0

In bag-of-words model, I know we should remove stopwords and punctuation before training. But in RNN model, if I want to do text classification, should I remove stopwords too ?

Nils Cao
  • 1,409
  • 2
  • 15
  • 23

2 Answers2

2

This depends on what your model classifies. If you're doing something in which the classification is aided by stop words -- some level of syntax understanding, for instance -- then you need to either leave in the stop words or alter your stop list, such that you don't lose that information. For instance, cutting out all verbs of being (is, are, should be, ...) can mess up a NN that depends somewhat on sentence structure.
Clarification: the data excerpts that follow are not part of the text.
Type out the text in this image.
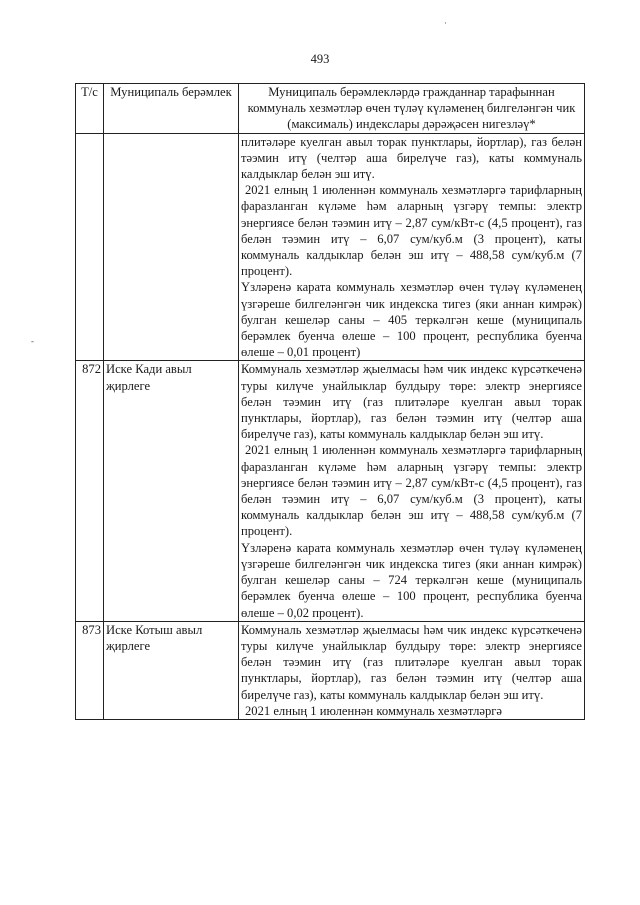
493
‑
·
Т/с	Муниципаль берәмлек	Муниципаль берәмлекләрдә гражданнар тарафыннан коммуналь хезмәтләр өчен түләү күләменең билгеләнгән чик (максималь) индекслары дәрәҗәсен нигезләү*

		плитәләре куелган авыл торак пунктлары, йортлар), газ белән тәэмин итү (челтәр аша бирелүче газ), каты коммуналь калдыклар белән эш итү.
2021 елның 1 июленнән коммуналь хезмәтләргә тарифларның фаразланган күләме һәм аларның үзгәрү темпы: электр энергиясе белән тәэмин итү – 2,87 сум/кВт-с (4,5 процент), газ белән тәэмин итү – 6,07 сум/куб.м (3 процент), каты коммуналь калдыклар белән эш итү – 488,58 сум/куб.м (7 процент).
Үзләренә карата коммуналь хезмәтләр өчен түләү күләменең үзгәреше билгеләнгән чик индекска тигез (яки аннан кимрәк) булган кешеләр саны – 405 теркәлгән кеше (муниципаль берәмлек буенча өлеше – 100 процент, республика буенча өлеше – 0,01 процент)

872	Иске Кади авыл җирлеге	Коммуналь хезмәтләр җыелмасы һәм чик индекс күрсәткеченә туры килүче унайлыклар булдыру төре: электр энергиясе белән тәэмин итү (газ плитәләре куелган авыл торак пунктлары, йортлар), газ белән тәэмин итү (челтәр аша бирелүче газ), каты коммуналь калдыклар белән эш итү.
2021 елның 1 июленнән коммуналь хезмәтләргә тарифларның фаразланган күләме һәм аларның үзгәрү темпы: электр энергиясе белән тәэмин итү – 2,87 сум/кВт-с (4,5 процент), газ белән тәэмин итү – 6,07 сум/куб.м (3 процент), каты коммуналь калдыклар белән эш итү – 488,58 сум/куб.м (7 процент).
Үзләренә карата коммуналь хезмәтләр өчен түләү күләменең үзгәреше билгеләнгән чик индекска тигез (яки аннан кимрәк) булган кешеләр саны – 724 теркәлгән кеше (муниципаль берәмлек буенча өлеше – 100 процент, республика буенча өлеше – 0,02 процент).

873	Иске Котыш авыл җирлеге	Коммуналь хезмәтләр җыелмасы һәм чик индекс күрсәткеченә туры килүче унайлыклар булдыру төре: электр энергиясе белән тәэмин итү (газ плитәләре куелган авыл торак пунктлары, йортлар), газ белән тәэмин итү (челтәр аша бирелүче газ), каты коммуналь калдыклар белән эш итү.
2021 елның 1 июленнән коммуналь хезмәтләргә
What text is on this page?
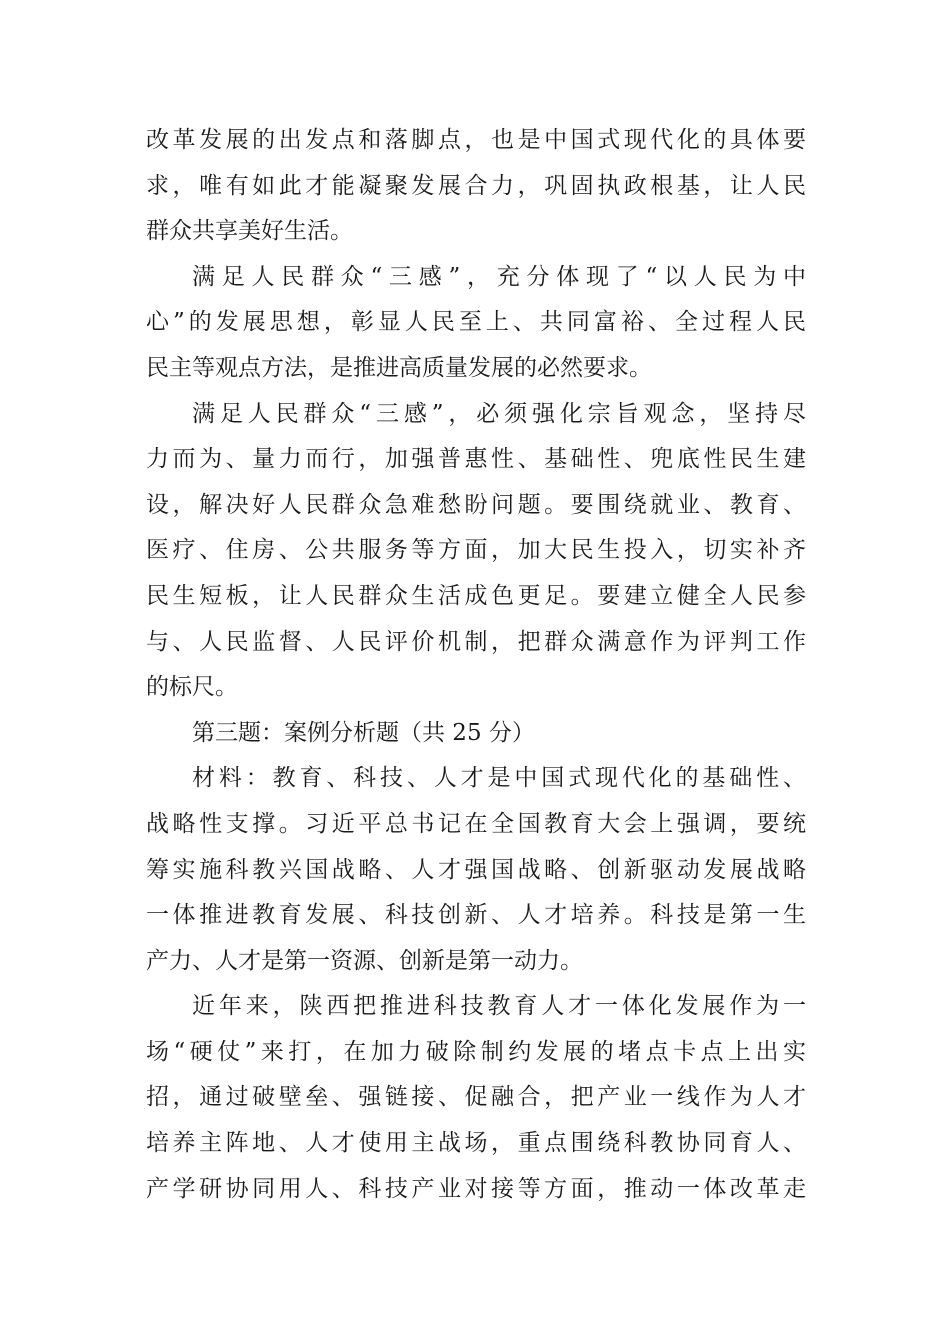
改革发展的出发点和落脚点，也是中国式现代化的具体要
求，唯有如此才能凝聚发展合力，巩固执政根基，让人民
群众共享美好生活。
满足人民群众“三感”，充分体现了“以人民为中
心”的发展思想，彰显人民至上、共同富裕、全过程人民
民主等观点方法，是推进高质量发展的必然要求。
满足人民群众“三感”，必须强化宗旨观念，坚持尽
力而为、量力而行，加强普惠性、基础性、兜底性民生建
设，解决好人民群众急难愁盼问题。要围绕就业、教育、
医疗、住房、公共服务等方面，加大民生投入，切实补齐
民生短板，让人民群众生活成色更足。要建立健全人民参
与、人民监督、人民评价机制，把群众满意作为评判工作
的标尺。
第三题：案例分析题（共 25 分）
材料：教育、科技、人才是中国式现代化的基础性、
战略性支撑。习近平总书记在全国教育大会上强调，要统
筹实施科教兴国战略、人才强国战略、创新驱动发展战略
一体推进教育发展、科技创新、人才培养。科技是第一生
产力、人才是第一资源、创新是第一动力。
近年来，陕西把推进科技教育人才一体化发展作为一
场“硬仗”来打，在加力破除制约发展的堵点卡点上出实
招，通过破壁垒、强链接、促融合，把产业一线作为人才
培养主阵地、人才使用主战场，重点围绕科教协同育人、
产学研协同用人、科技产业对接等方面，推动一体改革走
However, if your classification is topic-based (as suggested by your bag-of-words reference), then treat the input the same way: remove those pesky stop words before they burn valuable training time.

Prune
  • 76,765
  • 14
  • 60
  • 81
  • That's not an elaboration; it's a separate question, dependent on your application specifics. Please raise it appropriately. – Prune Sep 26 '18 at 15:58
  • 1
    `If you working with LSTM’s or other models which capture the semantic meaning and the meaning of a word depends on the context of the previous text, then it becomes important not to remove stopwords.` https://towardsdatascience.com/why-you-should-avoid-removing-stopwords-aa7a353d2a52 – Abhijeet Dec 20 '19 at 06:51
0
  • Do not remove SW, as they add new information(context-awareness) to the sentence (viz., text summarization, machine/language translation, language modeling, question-answering)
  • Remove SW if we want only general idea of the sentence (viz., sentiment analysis, language/text classification, spam filtering, caption generation, auto-tag generation, topic/document
rohan goli
  • 116
  • 4